Valter Hugo Mãe

Cuidar dos cães


Um ser que nos aceita e retribui o carinho não é vulgar. É especial.

Sei bem que todos os animais precisam de ser respeitados e a fome humana não pode destituir um bicho de uma mínima dignidade. É minha opção de consciência disciplinar a alimentação para que seja o menos violenta possível, ainda que seja torpe, porque sou torpe, mas atenta, esforçada o suficiente para não me envergonhar. Dito isto, comovem-me particularmente os cães, sobretudo os que são mais naturalmente inclinados à gentileza e à companhia.

Passámos uma semana a ver imagens horrendas de cães debilitados, magoados e mortos. Bichos assustados num mundo que muita gente julga que não lhes pertence e que não lhes deu o direito simples de fuga diante do perigo e da iminência da morte. O mundo está cheio de atrocidades, tantas piores, desde logo cometidas contra pessoas, mas isso não diminui a vilania inaceitável de quem permitiu que o direito à propriedade privada se sobrepusesse ao direito de sobrevivência de animais dos quais se devia cuidar.

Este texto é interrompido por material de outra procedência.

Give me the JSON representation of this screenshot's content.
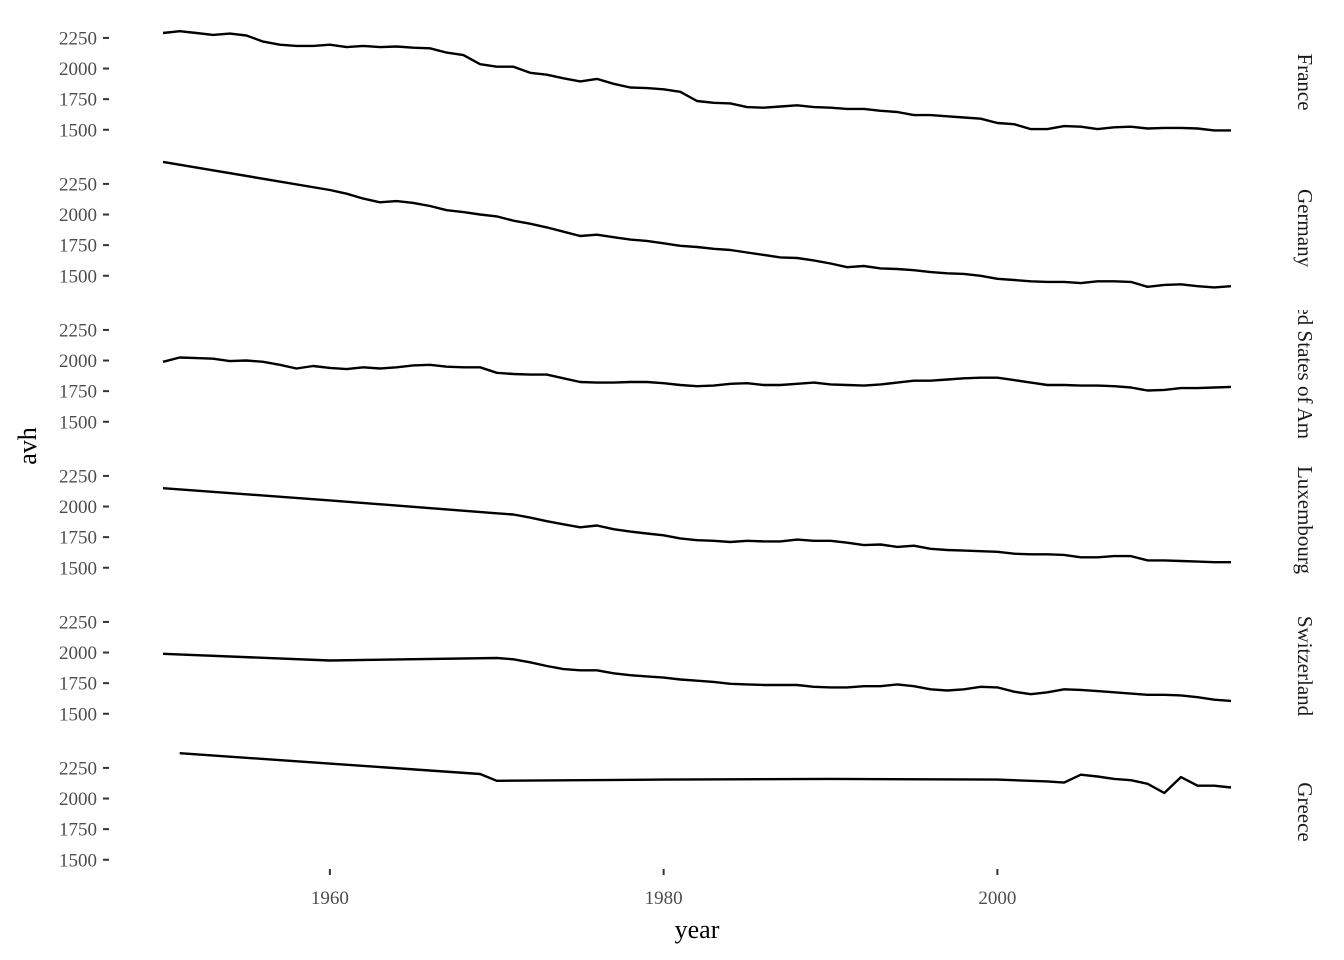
{
  "chart_data": {
    "type": "line",
    "layout": "faceted-rows",
    "xlabel": "year",
    "ylabel": "avh",
    "xlim": [
      1950,
      2014
    ],
    "ylim": [
      1400,
      2380
    ],
    "x_ticks": [
      1960,
      1980,
      2000
    ],
    "y_ticks": [
      1500,
      1750,
      2000,
      2250
    ],
    "line_color": "#000000",
    "grid": false,
    "panels": [
      {
        "strip_label": "France",
        "x": [
          1950,
          1951,
          1952,
          1953,
          1954,
          1955,
          1956,
          1957,
          1958,
          1959,
          1960,
          1961,
          1962,
          1963,
          1964,
          1965,
          1966,
          1967,
          1968,
          1969,
          1970,
          1971,
          1972,
          1973,
          1974,
          1975,
          1976,
          1977,
          1978,
          1979,
          1980,
          1981,
          1982,
          1983,
          1984,
          1985,
          1986,
          1987,
          1988,
          1989,
          1990,
          1991,
          1992,
          1993,
          1994,
          1995,
          1996,
          1997,
          1998,
          1999,
          2000,
          2001,
          2002,
          2003,
          2004,
          2005,
          2006,
          2007,
          2008,
          2009,
          2010,
          2011,
          2012,
          2013,
          2014
        ],
        "y": [
          2290,
          2305,
          2290,
          2275,
          2285,
          2270,
          2220,
          2195,
          2185,
          2185,
          2195,
          2175,
          2185,
          2175,
          2180,
          2170,
          2165,
          2130,
          2110,
          2035,
          2015,
          2015,
          1965,
          1950,
          1920,
          1895,
          1915,
          1875,
          1845,
          1840,
          1830,
          1810,
          1735,
          1720,
          1715,
          1685,
          1680,
          1690,
          1700,
          1685,
          1680,
          1670,
          1670,
          1655,
          1645,
          1620,
          1620,
          1610,
          1600,
          1590,
          1555,
          1545,
          1505,
          1505,
          1530,
          1525,
          1505,
          1520,
          1525,
          1510,
          1515,
          1515,
          1510,
          1495,
          1495
        ]
      },
      {
        "strip_label": "Germany",
        "x": [
          1950,
          1960,
          1961,
          1962,
          1963,
          1964,
          1965,
          1966,
          1967,
          1968,
          1969,
          1970,
          1971,
          1972,
          1973,
          1974,
          1975,
          1976,
          1977,
          1978,
          1979,
          1980,
          1981,
          1982,
          1983,
          1984,
          1985,
          1986,
          1987,
          1988,
          1989,
          1990,
          1991,
          1992,
          1993,
          1994,
          1995,
          1996,
          1997,
          1998,
          1999,
          2000,
          2001,
          2002,
          2003,
          2004,
          2005,
          2006,
          2007,
          2008,
          2009,
          2010,
          2011,
          2012,
          2013,
          2014
        ],
        "y": [
          2430,
          2200,
          2170,
          2130,
          2100,
          2110,
          2095,
          2070,
          2035,
          2020,
          2000,
          1985,
          1950,
          1925,
          1895,
          1860,
          1825,
          1835,
          1815,
          1795,
          1785,
          1765,
          1745,
          1735,
          1720,
          1710,
          1690,
          1670,
          1650,
          1645,
          1625,
          1600,
          1570,
          1580,
          1560,
          1555,
          1545,
          1530,
          1520,
          1515,
          1500,
          1475,
          1465,
          1455,
          1450,
          1450,
          1440,
          1455,
          1455,
          1450,
          1410,
          1425,
          1430,
          1415,
          1405,
          1415
        ]
      },
      {
        "strip_label": "United States of America",
        "x": [
          1950,
          1951,
          1952,
          1953,
          1954,
          1955,
          1956,
          1957,
          1958,
          1959,
          1960,
          1961,
          1962,
          1963,
          1964,
          1965,
          1966,
          1967,
          1968,
          1969,
          1970,
          1971,
          1972,
          1973,
          1974,
          1975,
          1976,
          1977,
          1978,
          1979,
          1980,
          1981,
          1982,
          1983,
          1984,
          1985,
          1986,
          1987,
          1988,
          1989,
          1990,
          1991,
          1992,
          1993,
          1994,
          1995,
          1996,
          1997,
          1998,
          1999,
          2000,
          2001,
          2002,
          2003,
          2004,
          2005,
          2006,
          2007,
          2008,
          2009,
          2010,
          2011,
          2012,
          2013,
          2014
        ],
        "y": [
          1990,
          2025,
          2020,
          2015,
          1995,
          2000,
          1990,
          1965,
          1935,
          1955,
          1940,
          1930,
          1945,
          1935,
          1945,
          1960,
          1965,
          1950,
          1945,
          1945,
          1900,
          1890,
          1885,
          1885,
          1855,
          1825,
          1820,
          1820,
          1825,
          1825,
          1815,
          1800,
          1790,
          1795,
          1810,
          1815,
          1800,
          1800,
          1810,
          1820,
          1805,
          1800,
          1795,
          1805,
          1820,
          1835,
          1835,
          1845,
          1855,
          1860,
          1860,
          1840,
          1820,
          1800,
          1800,
          1795,
          1795,
          1790,
          1780,
          1755,
          1760,
          1775,
          1775,
          1780,
          1785
        ]
      },
      {
        "strip_label": "Luxembourg",
        "x": [
          1950,
          1960,
          1970,
          1971,
          1972,
          1973,
          1974,
          1975,
          1976,
          1977,
          1978,
          1979,
          1980,
          1981,
          1982,
          1983,
          1984,
          1985,
          1986,
          1987,
          1988,
          1989,
          1990,
          1991,
          1992,
          1993,
          1994,
          1995,
          1996,
          1997,
          1998,
          1999,
          2000,
          2001,
          2002,
          2003,
          2004,
          2005,
          2006,
          2007,
          2008,
          2009,
          2010,
          2011,
          2012,
          2013,
          2014
        ],
        "y": [
          2150,
          2050,
          1945,
          1935,
          1910,
          1880,
          1855,
          1830,
          1845,
          1815,
          1795,
          1780,
          1765,
          1740,
          1725,
          1720,
          1710,
          1720,
          1715,
          1715,
          1730,
          1720,
          1720,
          1705,
          1685,
          1690,
          1670,
          1680,
          1655,
          1645,
          1640,
          1635,
          1630,
          1615,
          1610,
          1610,
          1605,
          1585,
          1585,
          1595,
          1595,
          1560,
          1560,
          1555,
          1550,
          1545,
          1545
        ]
      },
      {
        "strip_label": "Switzerland",
        "x": [
          1950,
          1960,
          1970,
          1971,
          1972,
          1973,
          1974,
          1975,
          1976,
          1977,
          1978,
          1979,
          1980,
          1981,
          1982,
          1983,
          1984,
          1985,
          1986,
          1987,
          1988,
          1989,
          1990,
          1991,
          1992,
          1993,
          1994,
          1995,
          1996,
          1997,
          1998,
          1999,
          2000,
          2001,
          2002,
          2003,
          2004,
          2005,
          2006,
          2007,
          2008,
          2009,
          2010,
          2011,
          2012,
          2013,
          2014
        ],
        "y": [
          1990,
          1935,
          1955,
          1945,
          1920,
          1890,
          1865,
          1855,
          1855,
          1830,
          1815,
          1805,
          1795,
          1780,
          1770,
          1760,
          1745,
          1740,
          1735,
          1735,
          1735,
          1720,
          1715,
          1715,
          1725,
          1725,
          1740,
          1725,
          1700,
          1690,
          1700,
          1720,
          1715,
          1680,
          1660,
          1675,
          1700,
          1695,
          1685,
          1675,
          1665,
          1655,
          1655,
          1650,
          1635,
          1615,
          1605
        ]
      },
      {
        "strip_label": "Greece",
        "x": [
          1951,
          1969,
          1970,
          1980,
          1990,
          2000,
          2003,
          2004,
          2005,
          2006,
          2007,
          2008,
          2009,
          2010,
          2011,
          2012,
          2013,
          2014
        ],
        "y": [
          2370,
          2200,
          2145,
          2155,
          2160,
          2155,
          2140,
          2130,
          2195,
          2180,
          2160,
          2150,
          2120,
          2045,
          2175,
          2105,
          2105,
          2090
        ]
      }
    ]
  }
}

Os cães foram inventados pela humanidade. Eles não são imediata decisão da natureza. São uma maturação milenar levada a cabo pelas pessoas que começaram a amansar lobos. A ciência de amansar os lobos, esses, sim, fruto do discernimento livre da natureza, inventou o melhor amigo da humanidade. Não é acaso que os cães se afeiçoem de modo profundo aos seus cuidadores, como se estruturam segundo os hábitos dos seus cuidadores e padecem terrivelmente com a sua ausência. Os cães não são, por isso, quaisquer animais considerados na relação com o ser humano. Eles são seu produto e, dentro das óbvias limitações, desenvolveram-se à imagem e ao interesse das pessoas. Prestam os mais valiosos serviços, cumprem a mais meritória fidelidade e, mesmo sem grande retribuição, sentem um amor deslumbrante que nos pode ensinar a todos o que é amar de verdade.

Juro que não entendo como alguém pode abandonar, ferir ou apenas preterir um cão. Sinto que é como abdicar de uma escola superior de afecto e, assim mesmo, uma escola superior de humanidade. Os cães, destinados à companhia das pessoas, são concretamente uma devolução de uma potencial humanidade. De entre toda a vastidão de bichos, serão aqueles que mais se abeiram do que nós somos, aqueles que mais se abeiram de ser gente ao tamanho irracional que lhes é imposto.

Penso, sim, que nos compete a todos honrar os cães. Compete-nos honrá-los por nos mirarem desde suas vulnerabilidades afectivas e desejarem, acima de todas as coisas, o nosso carinho. Um ser que nos aceita e retribui o carinho não é vulgar. É especial. É um cidadão de um universo de decência que nos comunica pela ininterrupta entrega de confiança. Considero isso enorme. Enorme e para sempre belo.